Papa John told me stories about how he used to work with my mother. He called her his “girlfriend.” 🙂 Putting a roof on every building in Hickory was his claim to fame. If anyone could do that, I know John Henry King could. Much like my father, I never knew much about my grandfather, and didn’t have the opportunity to grow up with him and my paternal family over the years. I have a handful of captured memories and exchanged conversations that I cling to.
As I slept in his old bedroom the past few days, I wondered if there were any keepsakes in there to remember him by. I somewhat longed to feel his presence in the room.
When it came time for the homegoing service, I wanted sunglasses to hide the tears.
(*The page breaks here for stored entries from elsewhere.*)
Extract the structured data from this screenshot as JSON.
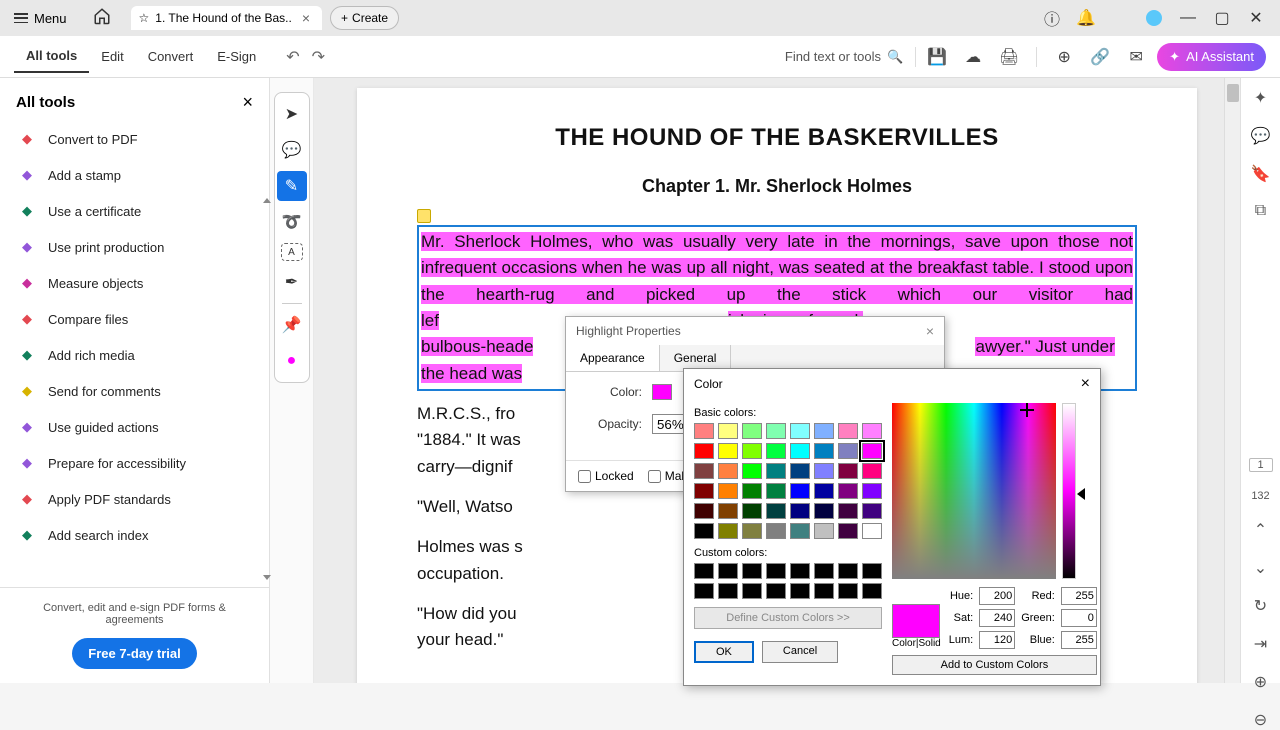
{
  "titlebar": {
    "menu": "Menu",
    "tabTitle": "1. The Hound of the Bas..",
    "create": "Create"
  },
  "toolbar": {
    "allTools": "All tools",
    "edit": "Edit",
    "convert": "Convert",
    "esign": "E-Sign",
    "find": "Find text or tools",
    "ai": "AI Assistant"
  },
  "sidebar": {
    "title": "All tools",
    "items": [
      {
        "label": "Convert to PDF",
        "color": "#e34850"
      },
      {
        "label": "Add a stamp",
        "color": "#9256d9"
      },
      {
        "label": "Use a certificate",
        "color": "#12805c"
      },
      {
        "label": "Use print production",
        "color": "#9256d9"
      },
      {
        "label": "Measure objects",
        "color": "#c82e9c"
      },
      {
        "label": "Compare files",
        "color": "#e34850"
      },
      {
        "label": "Add rich media",
        "color": "#12805c"
      },
      {
        "label": "Send for comments",
        "color": "#d7b300"
      },
      {
        "label": "Use guided actions",
        "color": "#9256d9"
      },
      {
        "label": "Prepare for accessibility",
        "color": "#9256d9"
      },
      {
        "label": "Apply PDF standards",
        "color": "#e34850"
      },
      {
        "label": "Add search index",
        "color": "#12805c"
      }
    ],
    "footerText": "Convert, edit and e-sign PDF forms & agreements",
    "trial": "Free 7-day trial"
  },
  "doc": {
    "title": "THE HOUND OF THE BASKERVILLES",
    "chapter": "Chapter 1. Mr. Sherlock Holmes",
    "highlighted": "Mr. Sherlock Holmes, who was usually very late in the mornings, save upon those not infrequent occasions when he was up all night, was seated at the breakfast table. I stood upon the hearth-rug and picked up the stick which our visitor had lef",
    "hl_rest1": "ick piece of wood,",
    "hl_rest2": "bulbous-heade",
    "hl_rest3": "awyer.\" Just under",
    "hl_rest4": "the head was",
    "p1_rest": "M.R.C.S., fro",
    "p1_rest2": "\"1884.\" It was",
    "p1_rest3": "carry—dignif",
    "p2": "\"Well, Watso",
    "p3": "Holmes was s",
    "p3b": "occupation.",
    "p4": "\"How did you",
    "p4b": "your head.\""
  },
  "hp": {
    "title": "Highlight Properties",
    "tabApp": "Appearance",
    "tabGen": "General",
    "colorLabel": "Color:",
    "opacityLabel": "Opacity:",
    "opacity": "56%",
    "locked": "Locked",
    "make": "Make"
  },
  "color": {
    "title": "Color",
    "basic": "Basic colors:",
    "custom": "Custom colors:",
    "define": "Define Custom Colors >>",
    "ok": "OK",
    "cancel": "Cancel",
    "colorsolid": "Color|Solid",
    "hue": "Hue:",
    "hueV": "200",
    "sat": "Sat:",
    "satV": "240",
    "lum": "Lum:",
    "lumV": "120",
    "red": "Red:",
    "redV": "255",
    "green": "Green:",
    "greenV": "0",
    "blue": "Blue:",
    "blueV": "255",
    "add": "Add to Custom Colors",
    "basicColors": [
      "#ff8080",
      "#ffff80",
      "#80ff80",
      "#80ffb0",
      "#80ffff",
      "#80b0ff",
      "#ff80c0",
      "#ff80ff",
      "#ff0000",
      "#ffff00",
      "#80ff00",
      "#00ff40",
      "#00ffff",
      "#0080c0",
      "#8080c0",
      "#ff00ff",
      "#804040",
      "#ff8040",
      "#00ff00",
      "#008080",
      "#004080",
      "#8080ff",
      "#800040",
      "#ff0080",
      "#800000",
      "#ff8000",
      "#008000",
      "#008040",
      "#0000ff",
      "#0000a0",
      "#800080",
      "#8000ff",
      "#400000",
      "#804000",
      "#004000",
      "#004040",
      "#000080",
      "#000040",
      "#400040",
      "#400080",
      "#000000",
      "#808000",
      "#808040",
      "#808080",
      "#408080",
      "#c0c0c0",
      "#400040",
      "#ffffff"
    ],
    "selectedIdx": 15
  },
  "pages": {
    "current": "1",
    "total": "132"
  }
}
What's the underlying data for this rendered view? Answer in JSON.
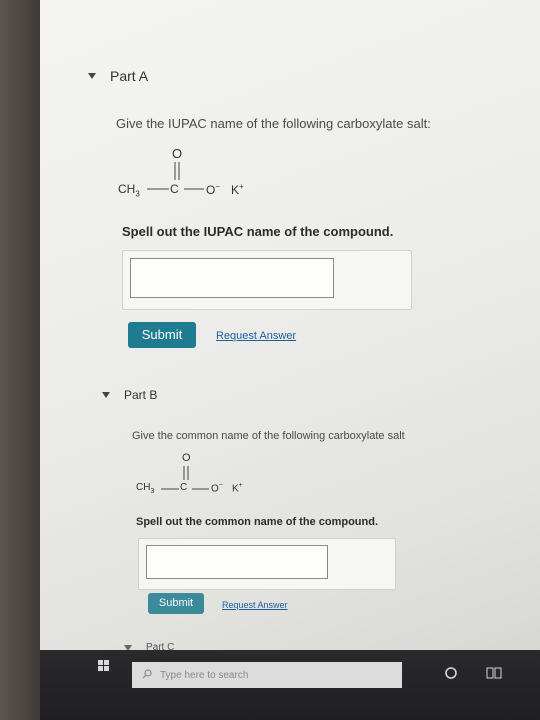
{
  "partA": {
    "title": "Part A",
    "question": "Give the IUPAC name of the following carboxylate salt:",
    "instruction": "Spell out the IUPAC name of the compound.",
    "input_value": "",
    "submit_label": "Submit",
    "request_label": "Request Answer"
  },
  "partB": {
    "title": "Part B",
    "question": "Give the common name of the following carboxylate salt",
    "instruction": "Spell out the common name of the compound.",
    "input_value": "",
    "submit_label": "Submit",
    "request_label": "Request Answer"
  },
  "partC": {
    "title": "Part C"
  },
  "molecule": {
    "oxygen": "O",
    "ch3": "CH",
    "ch3_sub": "3",
    "carbon": "C",
    "o_minus": "O",
    "minus": "−",
    "potassium": "K",
    "plus": "+"
  },
  "taskbar": {
    "search_placeholder": "Type here to search",
    "icons": [
      "windows-icon",
      "search-icon",
      "cortana-icon",
      "task-view-icon"
    ]
  },
  "colors": {
    "submit_bg": "#1f7b8f",
    "link": "#1e5f9e"
  }
}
I don’t think anyone likes feeling/being vulnerable, especially during the sickness/loss of a loved one. There is an inevitable feeling of sympathy from others. Everyone wants to know how you feel, how you’re doing and how you’re holding up. “I’m good.” “I’m doing okay.” “As well as can be expected.” At some point, the very mention or thought of that loved one’s name chokes you up. On the brink of tears I still mutter, “I’m fine.”
Texting my mother before the funeral, she told me I “didn’t have to hide.” Having to sit right next to the casket with the flower girls, I was forced to feel. In that tiny church, I had a front row seat to sadness. As sister, daughter, son, grandchild, niece, nephew and friend filed in the sanctuary and laid eyes, hands and lips on Papa John for the last time, the grief overcame me. Ugly faced, whimpering and all, couldn’t be contained as the funeral director closed the casket. I cried. In a church full of people, mourners all around…I cried. I felt.
I thought of how my mother must have felt in that very church back in 1990, staring at my father’s closed casket; burned body inside.
I know Papa John is resting with Daddy, Grandma Marie and countless others who had gone on before him. He’s at peace. Body healed. Eyesight restored.
I may not know as much about him as everyone else, but I know that he loved. In few words, but in many actions…he loved. And he will always be loved. Forever and always.